横溝正史『犬神家の一族』(角川文庫)

NHKBSで「犬神家の一族」をやっていた。ひとまず前編だけを見たが、結構面白かったので、原作も読むことに。横溝正史犬神家の一族』。

昭和20年代の信州。犬神財閥の創始者・犬神佐兵衛が死去した。「斧(よき)」「琴(こと)」「菊(きく)」に象徴される莫大な財産。佐兵衛の遺した奇妙な遺言のせいで、次々と――。

横溝正史のメジャーな小説は大昔に一通り読んでいて、この『犬神家の一族』も読んだはずなのだけれど、ほとんど、というか全く覚えていない。なので新鮮な気持ちで読むことができた。

改めて感じたのはその読みやすさである。昭和25年に連載が開始されたので、もう70年以上も前の小説ということになるはずなのに、それほどつかえることなくスラスラ読める。これはもう、大衆文学の鏡と言っていいだろう。

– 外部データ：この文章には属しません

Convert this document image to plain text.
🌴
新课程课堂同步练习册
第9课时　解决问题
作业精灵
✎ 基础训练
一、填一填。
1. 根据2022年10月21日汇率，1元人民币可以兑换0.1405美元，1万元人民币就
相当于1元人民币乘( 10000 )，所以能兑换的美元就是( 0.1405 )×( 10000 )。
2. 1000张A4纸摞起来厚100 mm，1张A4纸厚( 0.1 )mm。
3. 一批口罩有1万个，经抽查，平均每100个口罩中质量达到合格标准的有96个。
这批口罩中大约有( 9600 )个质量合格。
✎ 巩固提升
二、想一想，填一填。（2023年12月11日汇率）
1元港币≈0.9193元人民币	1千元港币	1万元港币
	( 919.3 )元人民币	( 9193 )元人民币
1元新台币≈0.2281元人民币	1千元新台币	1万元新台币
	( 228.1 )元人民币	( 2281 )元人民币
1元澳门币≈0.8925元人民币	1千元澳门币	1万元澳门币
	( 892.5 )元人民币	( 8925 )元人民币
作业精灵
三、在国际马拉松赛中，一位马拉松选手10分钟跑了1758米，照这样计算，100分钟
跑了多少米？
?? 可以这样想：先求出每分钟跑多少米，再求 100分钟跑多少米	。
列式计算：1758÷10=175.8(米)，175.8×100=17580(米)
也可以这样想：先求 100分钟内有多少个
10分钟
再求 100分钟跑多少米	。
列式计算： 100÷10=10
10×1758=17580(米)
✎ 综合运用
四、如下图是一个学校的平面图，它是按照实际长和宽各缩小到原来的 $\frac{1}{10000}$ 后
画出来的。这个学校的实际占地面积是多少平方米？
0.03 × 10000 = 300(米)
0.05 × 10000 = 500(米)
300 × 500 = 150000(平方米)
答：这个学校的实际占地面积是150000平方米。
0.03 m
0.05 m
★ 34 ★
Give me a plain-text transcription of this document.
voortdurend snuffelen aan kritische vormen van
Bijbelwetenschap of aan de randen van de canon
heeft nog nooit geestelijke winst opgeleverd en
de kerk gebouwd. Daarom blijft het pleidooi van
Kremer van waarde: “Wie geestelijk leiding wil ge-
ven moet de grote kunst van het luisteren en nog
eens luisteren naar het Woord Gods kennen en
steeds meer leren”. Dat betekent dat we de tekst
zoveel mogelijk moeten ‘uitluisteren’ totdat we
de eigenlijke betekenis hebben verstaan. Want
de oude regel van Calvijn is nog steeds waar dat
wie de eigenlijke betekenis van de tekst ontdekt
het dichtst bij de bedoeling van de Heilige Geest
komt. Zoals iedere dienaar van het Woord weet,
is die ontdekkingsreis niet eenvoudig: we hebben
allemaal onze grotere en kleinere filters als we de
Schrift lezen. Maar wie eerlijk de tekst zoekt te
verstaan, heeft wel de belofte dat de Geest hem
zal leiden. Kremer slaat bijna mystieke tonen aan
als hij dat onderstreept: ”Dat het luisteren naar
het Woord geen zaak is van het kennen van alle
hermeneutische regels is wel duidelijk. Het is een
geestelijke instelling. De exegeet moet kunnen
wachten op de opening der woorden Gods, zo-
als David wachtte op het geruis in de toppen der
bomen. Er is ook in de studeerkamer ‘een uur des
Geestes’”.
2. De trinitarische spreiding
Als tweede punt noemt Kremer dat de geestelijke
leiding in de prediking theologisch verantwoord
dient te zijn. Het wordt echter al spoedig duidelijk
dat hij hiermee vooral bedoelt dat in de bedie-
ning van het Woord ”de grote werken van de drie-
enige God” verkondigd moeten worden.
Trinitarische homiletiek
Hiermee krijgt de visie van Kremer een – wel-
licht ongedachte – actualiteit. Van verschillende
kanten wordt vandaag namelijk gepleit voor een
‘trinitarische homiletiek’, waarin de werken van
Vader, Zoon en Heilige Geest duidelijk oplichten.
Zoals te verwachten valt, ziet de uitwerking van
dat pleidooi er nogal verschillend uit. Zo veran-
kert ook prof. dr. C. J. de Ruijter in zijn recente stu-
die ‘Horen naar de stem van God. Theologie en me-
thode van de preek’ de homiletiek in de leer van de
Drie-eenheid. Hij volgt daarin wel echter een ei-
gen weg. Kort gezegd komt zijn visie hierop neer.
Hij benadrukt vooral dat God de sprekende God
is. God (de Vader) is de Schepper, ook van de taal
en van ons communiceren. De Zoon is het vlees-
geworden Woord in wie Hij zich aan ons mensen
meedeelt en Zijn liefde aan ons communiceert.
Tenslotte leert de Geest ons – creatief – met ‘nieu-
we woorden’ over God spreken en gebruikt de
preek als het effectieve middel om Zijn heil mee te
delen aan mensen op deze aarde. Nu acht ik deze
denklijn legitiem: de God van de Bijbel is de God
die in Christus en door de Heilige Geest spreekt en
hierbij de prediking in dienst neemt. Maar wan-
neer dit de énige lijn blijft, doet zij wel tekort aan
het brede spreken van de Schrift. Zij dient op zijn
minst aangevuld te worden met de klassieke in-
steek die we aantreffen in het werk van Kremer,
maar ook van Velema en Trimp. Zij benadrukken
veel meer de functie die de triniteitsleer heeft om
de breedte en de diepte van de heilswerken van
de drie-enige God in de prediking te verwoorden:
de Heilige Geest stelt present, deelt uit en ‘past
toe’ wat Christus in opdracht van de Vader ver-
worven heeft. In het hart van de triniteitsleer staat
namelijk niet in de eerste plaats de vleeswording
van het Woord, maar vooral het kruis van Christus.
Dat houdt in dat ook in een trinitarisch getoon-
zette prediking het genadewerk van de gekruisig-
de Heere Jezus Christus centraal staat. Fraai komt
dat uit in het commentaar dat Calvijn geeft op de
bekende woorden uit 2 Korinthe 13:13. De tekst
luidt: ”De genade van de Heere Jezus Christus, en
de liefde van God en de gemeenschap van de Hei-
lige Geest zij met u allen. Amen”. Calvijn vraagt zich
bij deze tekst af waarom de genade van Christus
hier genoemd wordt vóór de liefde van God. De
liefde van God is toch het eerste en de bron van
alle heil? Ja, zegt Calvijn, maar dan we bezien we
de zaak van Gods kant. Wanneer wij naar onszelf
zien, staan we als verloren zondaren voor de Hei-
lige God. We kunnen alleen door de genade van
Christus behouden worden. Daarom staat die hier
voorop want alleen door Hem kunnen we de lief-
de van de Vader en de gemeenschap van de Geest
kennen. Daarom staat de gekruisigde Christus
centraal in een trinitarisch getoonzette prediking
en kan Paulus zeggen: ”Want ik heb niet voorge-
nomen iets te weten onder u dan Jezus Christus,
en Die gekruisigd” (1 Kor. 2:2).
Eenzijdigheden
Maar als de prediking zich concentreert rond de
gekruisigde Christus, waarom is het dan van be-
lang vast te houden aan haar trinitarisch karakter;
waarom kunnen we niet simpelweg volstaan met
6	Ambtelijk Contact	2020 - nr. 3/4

ところで、犬神家の一族といえば、「白く不気味なゴムマスク」「水面から突き出す2本の足」の印象が強いが、これらは市川崑監督の昭和51年の映画が初出らしい(原作では比較的自然なマスクであり、また水面は凍っていて、足だけでなく腰のあたりから突き出ている)。とはいえこれらのイメージは強烈であり、以後、多くの映像化作品でこれらは踏襲されている。改めて映画の持つパワーを思う。